Junio C Hamano March 11, 2023, 12:01 a.m. UTC | #6
Jonathan Tan <jonathantanmy@google.com> writes:

> But I guess clearing a linked list and hashmap can be a bit cumbersome
> in C, so maybe it would be reasonable to assume that this behavior
> would not change.

I think the original reason why we did not clear was because we
never knew (and we do not know) what is still in use.  Can anybody
explain why it would be a safe thing to do to rebuild the alt-odb
list from scratch?  Surely we can have a big central lock to do the
"list manipulation" part safely, but is it safe to access the
objects we obtained from one of the odb's that no longer is listed
on the alt-odb list, for example?  The code that this patch touches
clears the loose object cache after updating the odb list, so loose
object cache of any odb that goes away will not be cleared here,
which means that the code that reconstruts alt-odb list would need
to clear the loose object cache automatically?  What should we do to
packfiles that are mmaped from these alt-odbs that goes away?  Etc.
etc.

> In any case, maybe a comment should be added to prepare_alt_odb()
> saying that if an update of the alternates is needed, one can do
> so by clearing loaded_alternates and re- invoking
> prepare_alt_odb() (at least so that a developer changing
> prepare_alt_odb() can see the comment and understand what
> behaviors this function needs to preserve).

Sounds good.

Thanks.
Jonathan Tan March 11, 2023, 3:09 a.m. UTC | #7
Junio C Hamano <gitster@pobox.com> writes:
> Jonathan Tan <jonathantanmy@google.com> writes:
> 
> > But I guess clearing a linked list and hashmap can be a bit cumbersome
> > in C, so maybe it would be reasonable to assume that this behavior
> > would not change.
> 
> I think the original reason why we did not clear was because we
> never knew (and we do not know) what is still in use.  

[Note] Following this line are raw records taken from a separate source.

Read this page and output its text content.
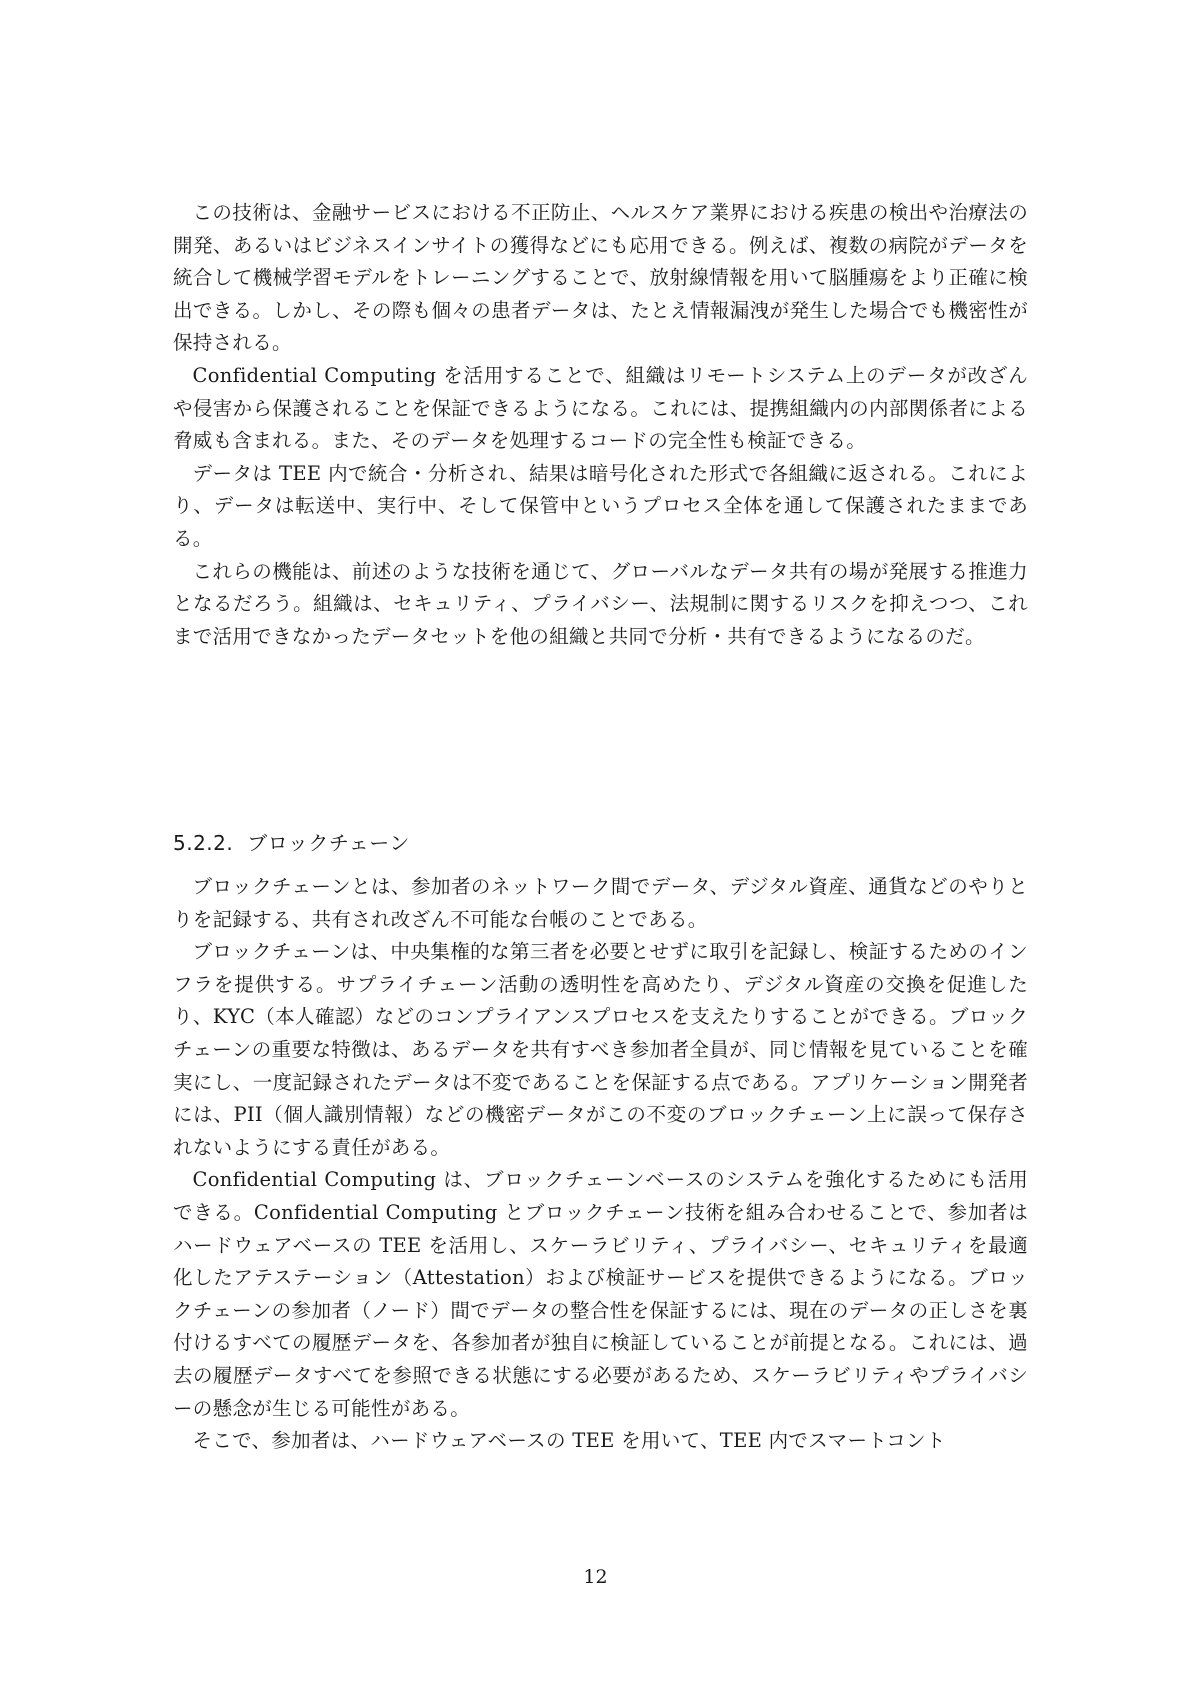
この技術は、金融サービスにおける不正防止、ヘルスケア業界における疾患の検出や治療法の開発、あるいはビジネスインサイトの獲得などにも応用できる。例えば、複数の病院がデータを統合して機械学習モデルをトレーニングすることで、放射線情報を用いて脳腫瘍をより正確に検出できる。しかし、その際も個々の患者データは、たとえ情報漏洩が発生した場合でも機密性が保持される。

Confidential Computing を活用することで、組織はリモートシステム上のデータが改ざんや侵害から保護されることを保証できるようになる。これには、提携組織内の内部関係者による脅威も含まれる。また、そのデータを処理するコードの完全性も検証できる。

データは TEE 内で統合・分析され、結果は暗号化された形式で各組織に返される。これにより、データは転送中、実行中、そして保管中というプロセス全体を通して保護されたままである。

これらの機能は、前述のような技術を通じて、グローバルなデータ共有の場が発展する推進力となるだろう。組織は、セキュリティ、プライバシー、法規制に関するリスクを抑えつつ、これまで活用できなかったデータセットを他の組織と共同で分析・共有できるようになるのだ。

5.2.2. ブロックチェーン

ブロックチェーンとは、参加者のネットワーク間でデータ、デジタル資産、通貨などのやりとりを記録する、共有され改ざん不可能な台帳のことである。

ブロックチェーンは、中央集権的な第三者を必要とせずに取引を記録し、検証するためのインフラを提供する。サプライチェーン活動の透明性を高めたり、デジタル資産の交換を促進したり、KYC（本人確認）などのコンプライアンスプロセスを支えたりすることができる。ブロックチェーンの重要な特徴は、あるデータを共有すべき参加者全員が、同じ情報を見ていることを確実にし、一度記録されたデータは不変であることを保証する点である。アプリケーション開発者には、PII（個人識別情報）などの機密データがこの不変のブロックチェーン上に誤って保存されないようにする責任がある。

Confidential Computing は、ブロックチェーンベースのシステムを強化するためにも活用できる。Confidential Computing とブロックチェーン技術を組み合わせることで、参加者はハードウェアベースの TEE を活用し、スケーラビリティ、プライバシー、セキュリティを最適化したアテステーション（Attestation）および検証サービスを提供できるようになる。ブロックチェーンの参加者（ノード）間でデータの整合性を保証するには、現在のデータの正しさを裏付けるすべての履歴データを、各参加者が独自に検証していることが前提となる。これには、過去の履歴データすべてを参照できる状態にする必要があるため、スケーラビリティやプライバシーの懸念が生じる可能性がある。

そこで、参加者は、ハードウェアベースの TEE を用いて、TEE 内でスマートコント

12
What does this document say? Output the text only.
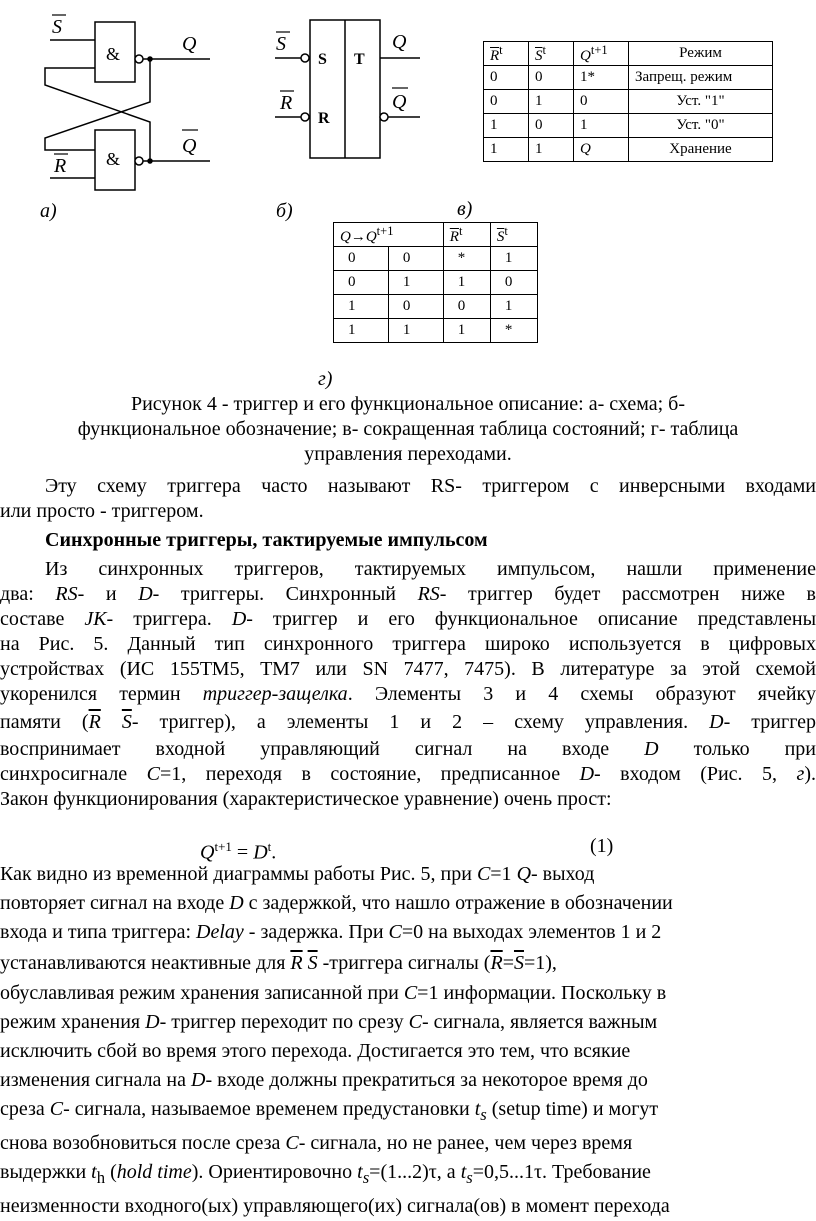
S
R
&
&
Q
Q
а)
S
R
S
R
T
Q
Q
б)	в)
г)
$\overline{R}^t$	$\overline{S}^t$	$Q^{t+1}$	Режим
0	0	1*	Запрещ. режим
0	1	0	Уст. "1"
1	0	1	Уст. "0"
1	1	Q	Хранение
$Q\to Q^{t+1}$		$\overline{R}^t$	$\overline{S}^t$
0	0	*	1
0	1	1	0
1	0	0	1
1	1	1	*
Рисунок 4 - триггер и его функциональное описание: а- схема; б-
функциональное обозначение; в- сокращенная таблица состояний; г- таблица
управления переходами.
Эту схему триггера часто называют RS- триггером с инверсными входами
или просто - триггером.
Синхронные триггеры, тактируемые импульсом
Из синхронных триггеров, тактируемых импульсом, нашли применение
два: RS- и D- триггеры. Синхронный RS- триггер будет рассмотрен ниже в
составе JK- триггера. D- триггер и его функциональное описание представлены
на Рис. 5. Данный тип синхронного триггера широко используется в цифровых
устройствах (ИС 155ТМ5, ТМ7 или SN 7477, 7475). В литературе за этой схемой
укоренился термин триггер-защелка. Элементы 3 и 4 схемы образуют ячейку
памяти ($\overline{R}$ $\overline{S}-$ триггер), а элементы 1 и 2 – схему управления. D- триггер
воспринимает входной управляющий сигнал на входе D только при
синхросигнале C=1, переходя в состояние, предписанное D- входом (Рис. 5, г).
Закон функционирования (характеристическое уравнение) очень прост:
$Q^{t+1} = D^t$.	(1)
Как видно из временной диаграммы работы Рис. 5, при C=1 Q- выход
повторяет сигнал на входе D с задержкой, что нашло отражение в обозначении
входа и типа триггера: Delay - задержка. При C=0 на выходах элементов 1 и 2
устанавливаются неактивные для $\overline{R}$ $\overline{S}$ -триггера сигналы $(\overline{R}=\overline{S}=1)$,
обуславливая режим хранения записанной при C=1 информации. Поскольку в
режим хранения D- триггер переходит по срезу C- сигнала, является важным
исключить сбой во время этого перехода. Достигается это тем, что всякие
изменения сигнала на D- входе должны прекратиться за некоторое время до
среза C- сигнала, называемое временем предустановки $t_s$ (setup time) и могут
снова возобновиться после среза C- сигнала, но не ранее, чем через время
выдержки $t_h$ (hold time). Ориентировочно $t_s=(1...2)\tau$, а $t_s=0,5...1\tau$. Требование
неизменности входного(ых) управляющего(их) сигнала(ов) в момент перехода
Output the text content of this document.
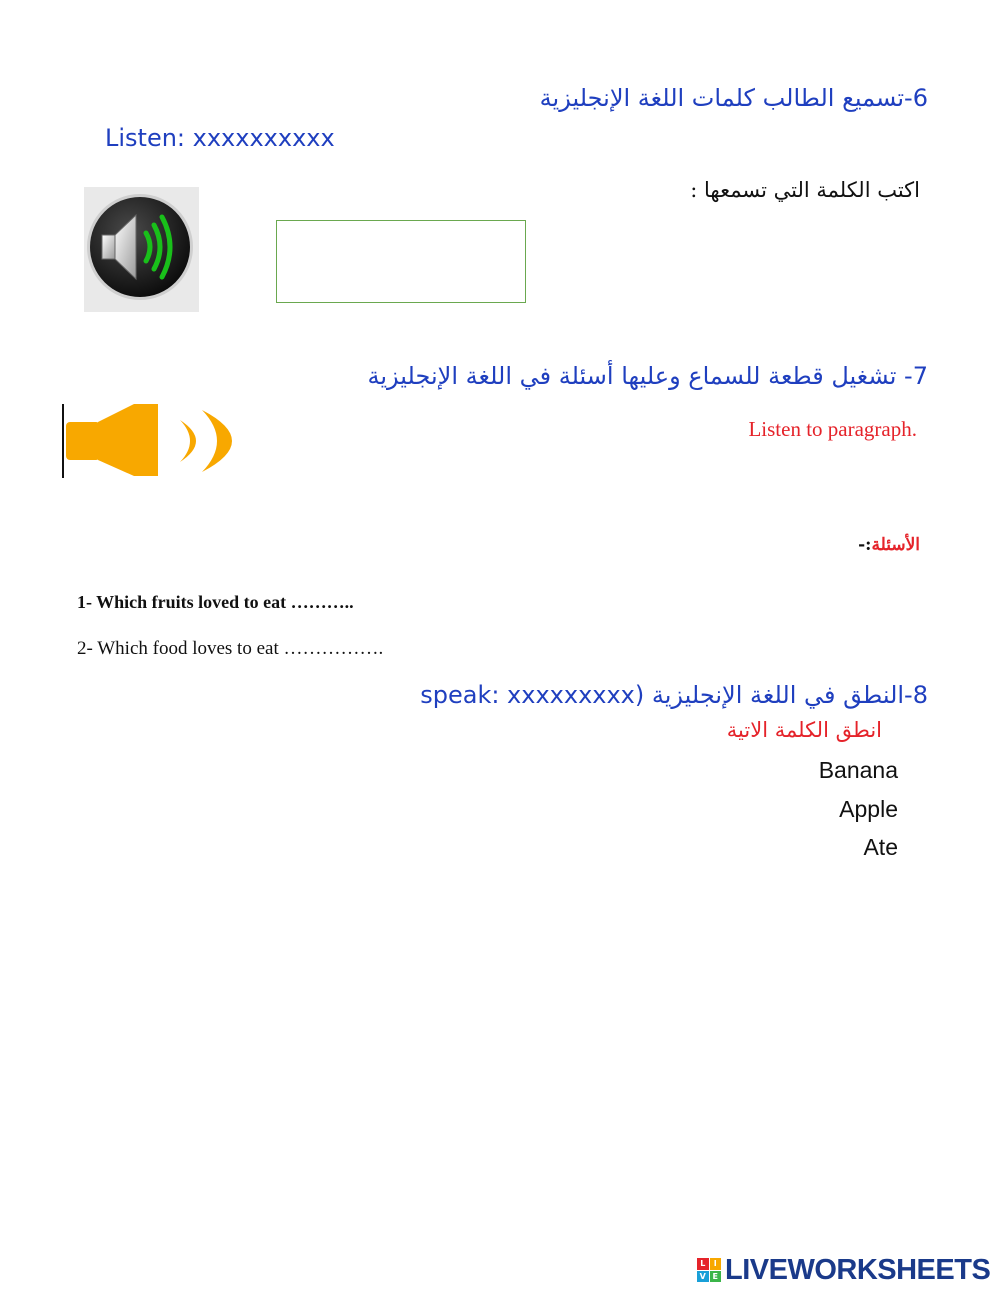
6-تسميع الطالب كلمات اللغة الإنجليزية
Listen: xxxxxxxxxx
اكتب الكلمة التي تسمعها :
7- تشغيل قطعة للسماع وعليها أسئلة في اللغة الإنجليزية
Listen to paragraph.
الأسئلة:-
1- Which fruits loved to eat ………..
2- Which food loves to eat …………….
8-النطق في اللغة الإنجليزية (speak: xxxxxxxxx
انطق الكلمة الاتية
Banana
Apple
Ate
L	I
V E LIVEWORKSHEETS
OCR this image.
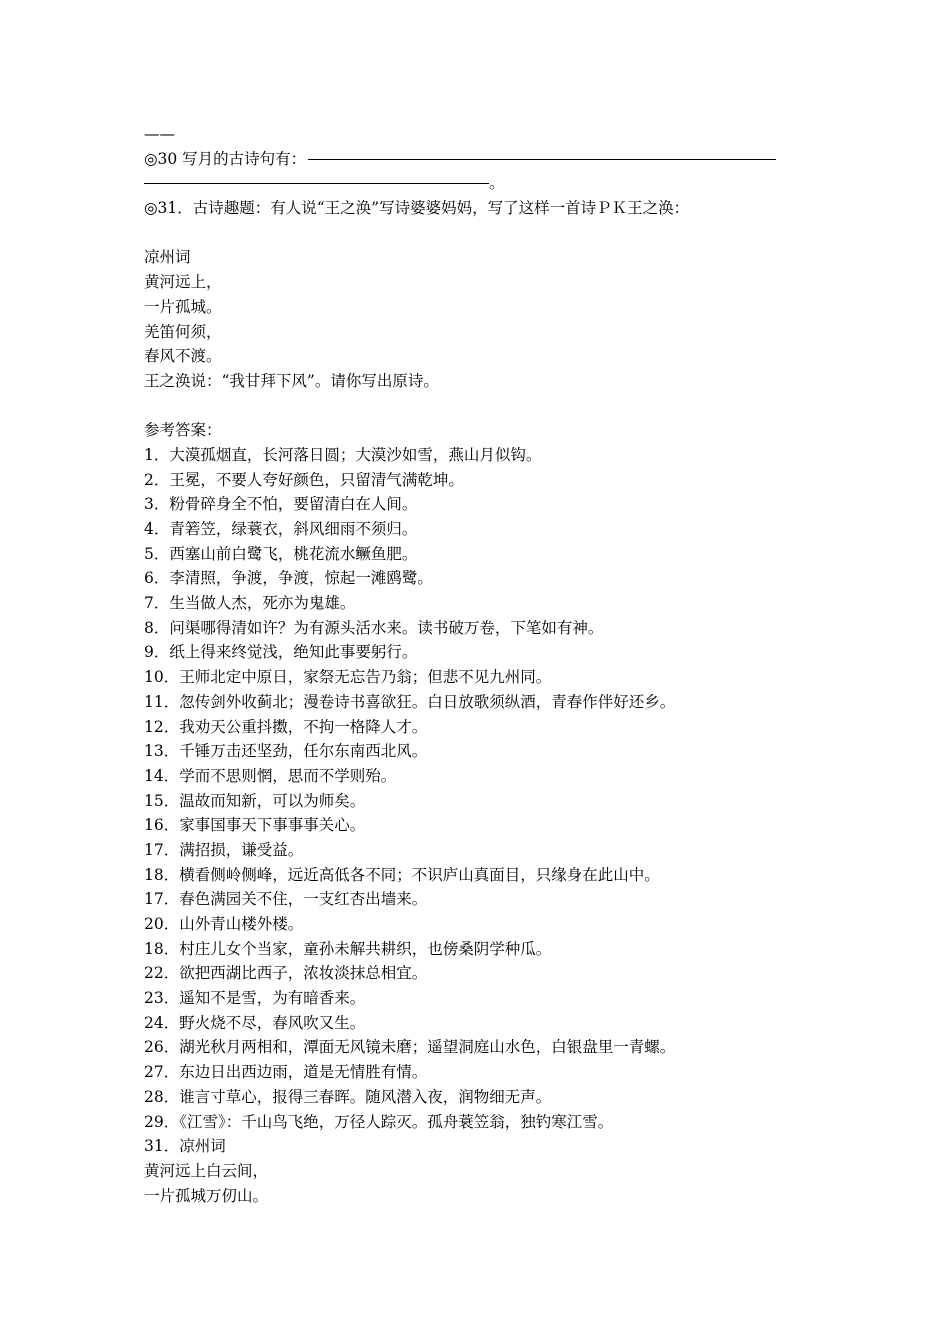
——
◎30 写月的古诗句有：
。
◎31．古诗趣题：有人说“王之涣”写诗婆婆妈妈，写了这样一首诗ＰＫ王之涣：
凉州词
黄河远上，
一片孤城。
羌笛何须，
春风不渡。
王之涣说：“我甘拜下风”。请你写出原诗。
参考答案：
1．大漠孤烟直，长河落日圆；大漠沙如雪，燕山月似钩。
2．王冕，不要人夸好颜色，只留清气满乾坤。
3．粉骨碎身全不怕，要留清白在人间。
4．青箬笠，绿蓑衣，斜风细雨不须归。
5．西塞山前白鹭飞，桃花流水鳜鱼肥。
6．李清照，争渡，争渡，惊起一滩鸥鹭。
7．生当做人杰，死亦为鬼雄。
8．问渠哪得清如许？为有源头活水来。读书破万卷，下笔如有神。
9．纸上得来终觉浅，绝知此事要躬行。
10．王师北定中原日，家祭无忘告乃翁；但悲不见九州同。
11．忽传剑外收蓟北；漫卷诗书喜欲狂。白日放歌须纵酒，青春作伴好还乡。
12．我劝天公重抖擞，不拘一格降人才。
13．千锤万击还坚劲，任尔东南西北风。
14．学而不思则惘，思而不学则殆。
15．温故而知新，可以为师矣。
16．家事国事天下事事事关心。
17．满招损，谦受益。
18．横看侧岭侧峰，远近高低各不同；不识庐山真面目，只缘身在此山中。
17．春色满园关不住，一支红杏出墙来。
20．山外青山楼外楼。
18．村庄儿女个当家，童孙未解共耕织，也傍桑阴学种瓜。
22．欲把西湖比西子，浓妆淡抹总相宜。
23．遥知不是雪，为有暗香来。
24．野火烧不尽，春风吹又生。
26．湖光秋月两相和，潭面无风镜未磨；遥望洞庭山水色，白银盘里一青螺。
27．东边日出西边雨，道是无情胜有情。
28．谁言寸草心，报得三春晖。随风潜入夜，润物细无声。
29．《江雪》：千山鸟飞绝，万径人踪灭。孤舟蓑笠翁，独钓寒江雪。
31．凉州词
黄河远上白云间，
一片孤城万仞山。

Ah, I meant that prepare_alt_odb() assumes that the data structures
are as they were originally initialized. So I can think of at least
2 ways that we could implement prepare_alt_odb():

 (a) Repeatedly modify r->objects->odb_tail and repeatedly assign to
     kh_value(r->objects->odb_by_path, pos).
 (b) Call make_odb(), which returns a pointer that we assign to
     r->objects->odb, and call make_odb_hashmap(), which returns a
     pointer that we assign to r->objects->odb_by_path.

Remember that prepare_alt_odb() is meant to start from scratch, so it is
reasonable to do either.

In Java, for example, it would be very reasonable to do (b). But
this patch assumes that we have implemented it as (a). Indeed we
have implemented it as (a) (although we have never documented it as
such), and my quoted statement above is meant to say that it might be
reasonable to keep assuming that it would be (a).
diff mbox series

Patch

diff --git a/packfile.c b/packfile.c
index 79e21ab18e7..06419c8e8ca 100644
--- a/packfile.c
+++ b/packfile.c
@@ -1008,6 +1008,16 @@  void reprepare_packed_git(struct repository *r)
 	struct object_directory *odb;
 
 	obj_read_lock();
+
+	/*
+	 * Reprepare alt odbs, in case the alternates file was modified
+	 * during the course of this process. This only _adds_ odbs to
+	 * the linked list, so existing odbs will continue to exist for
+	 * the lifetime of the process.
+	 */
+	r->objects->loaded_alternates = 0;
+	prepare_alt_odb(r);
+
 	for (odb = r->objects->odb; odb; odb = odb->next)
 		odb_clear_loose_cache(odb);